Odey Asset Management, the London-based contrarian hedge fund led by high-profile veteran Crispin Odey, was a major short-seller during the period, disclosing a 3.64 per cent bet against Intu Properties, and 3.57 per cent short in Metro Bank Plc.

Other big bearish bets disclosed to the FCA by high-profile hedge funds included Millennium International Management’s 3.08 per cent short position in Flutter Entertainment, AQR Capital Management’s 2.8 per cent bets against EasyJet and Capital Plc, and BlackRock’s 2.08 per cent short against Carnival Plc.

Elsewhere, Marshall Wace disclosed a 1.91 per cent short in Croda International, as Citadel posted a 1.38 per cent bet against Burberry.

GraniteShares said market volatility, coupled with an increased number of opportunities to short individual stocks, has meant capital has been spread across a greater number of positions, accounting for a lower number of reported short bets above 3 per cent.

“We have seen a significant increase in stock market volatility this year, first as a result of tensions in the Gulf, then due to the global Coronavirus pandemic and the related economic fallout,” said Will Rhind, GraniteShares’ founder and CEO.

“Investors will have acted for different motives, in some cases to hedge risk and in others to profit from falling prices.”

Short-selling – a core part of most typical hedge fund strategies – came under fire earlier this year after stock markets plummeted amid the coronavirus outbreak.

In March, the Financial Conduct Authority temporarily halted the short-selling of certain Italian stocks in a move to calm markets, following similar measures by the Italian financial watchdog the Commissione Nazionale per le Società e la Borsa (CONSOB) and Spain’s Comisión Nacional del Mercado de Valores (CNMV), in light of big market falls in Milan and Madrid.

Earlier that month Bank of England governor Andrew Bailey said shorting “might not” be in the interest of the economy, and cautioned short-sellers to “just stop and think what you’re doing.”

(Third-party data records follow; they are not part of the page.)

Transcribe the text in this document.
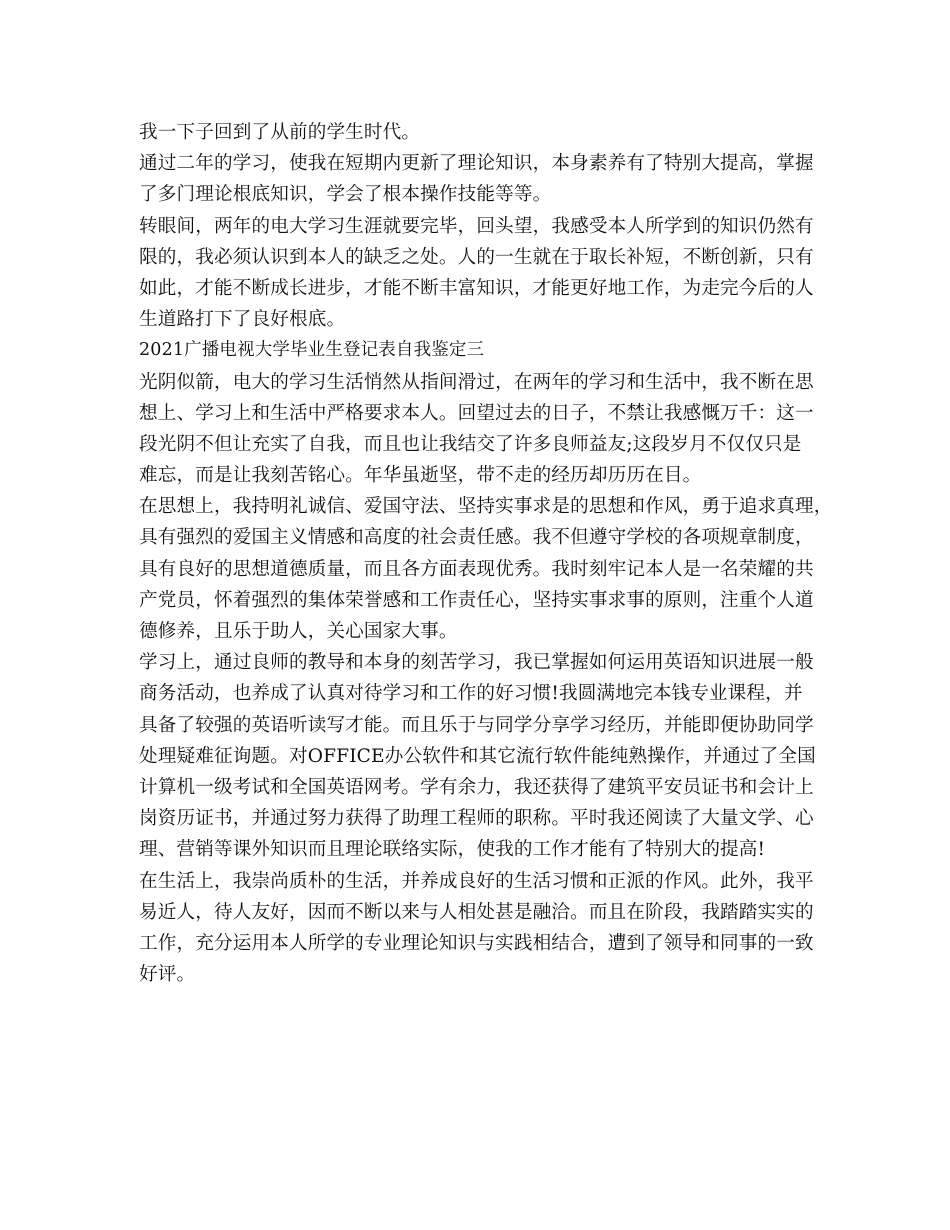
我一下子回到了从前的学生时代。
通过二年的学习，使我在短期内更新了理论知识，本身素养有了特别大提高，掌握
了多门理论根底知识，学会了根本操作技能等等。
转眼间，两年的电大学习生涯就要完毕，回头望，我感受本人所学到的知识仍然有
限的，我必须认识到本人的缺乏之处。人的一生就在于取长补短，不断创新，只有
如此，才能不断成长进步，才能不断丰富知识，才能更好地工作，为走完今后的人
生道路打下了良好根底。
2021广播电视大学毕业生登记表自我鉴定三
光阴似箭，电大的学习生活悄然从指间滑过，在两年的学习和生活中，我不断在思
想上、学习上和生活中严格要求本人。回望过去的日子，不禁让我感慨万千：这一
段光阴不但让充实了自我，而且也让我结交了许多良师益友;这段岁月不仅仅只是
难忘，而是让我刻苦铭心。年华虽逝坚，带不走的经历却历历在目。
在思想上，我持明礼诚信、爱国守法、坚持实事求是的思想和作风，勇于追求真理，
具有强烈的爱国主义情感和高度的社会责任感。我不但遵守学校的各项规章制度，
具有良好的思想道德质量，而且各方面表现优秀。我时刻牢记本人是一名荣耀的共
产党员，怀着强烈的集体荣誉感和工作责任心，坚持实事求事的原则，注重个人道
德修养，且乐于助人，关心国家大事。
学习上，通过良师的教导和本身的刻苦学习，我已掌握如何运用英语知识进展一般
商务活动，也养成了认真对待学习和工作的好习惯!我圆满地完本钱专业课程，并
具备了较强的英语听读写才能。而且乐于与同学分享学习经历，并能即便协助同学
处理疑难征询题。对OFFICE办公软件和其它流行软件能纯熟操作，并通过了全国
计算机一级考试和全国英语网考。学有余力，我还获得了建筑平安员证书和会计上
岗资历证书，并通过努力获得了助理工程师的职称。平时我还阅读了大量文学、心
理、营销等课外知识而且理论联络实际，使我的工作才能有了特别大的提高!
在生活上，我崇尚质朴的生活，并养成良好的生活习惯和正派的作风。此外，我平
易近人，待人友好，因而不断以来与人相处甚是融洽。而且在阶段，我踏踏实实的
工作，充分运用本人所学的专业理论知识与实践相结合，遭到了领导和同事的一致
好评。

Commenting on the numbers, Rhind said: “With the markets as they are today, many professional and sophisticated investors see the ability to use leverage to either go either long or short individual stocks as invaluable. It enables them to back their conviction views as well as hedge perceived risks.  Looking ahead, various factors, whether it be US-China relations, the looming US presidential election or UK-EU negotiations, suggest that markets might continue to see heightened levels volatility over the coming months.”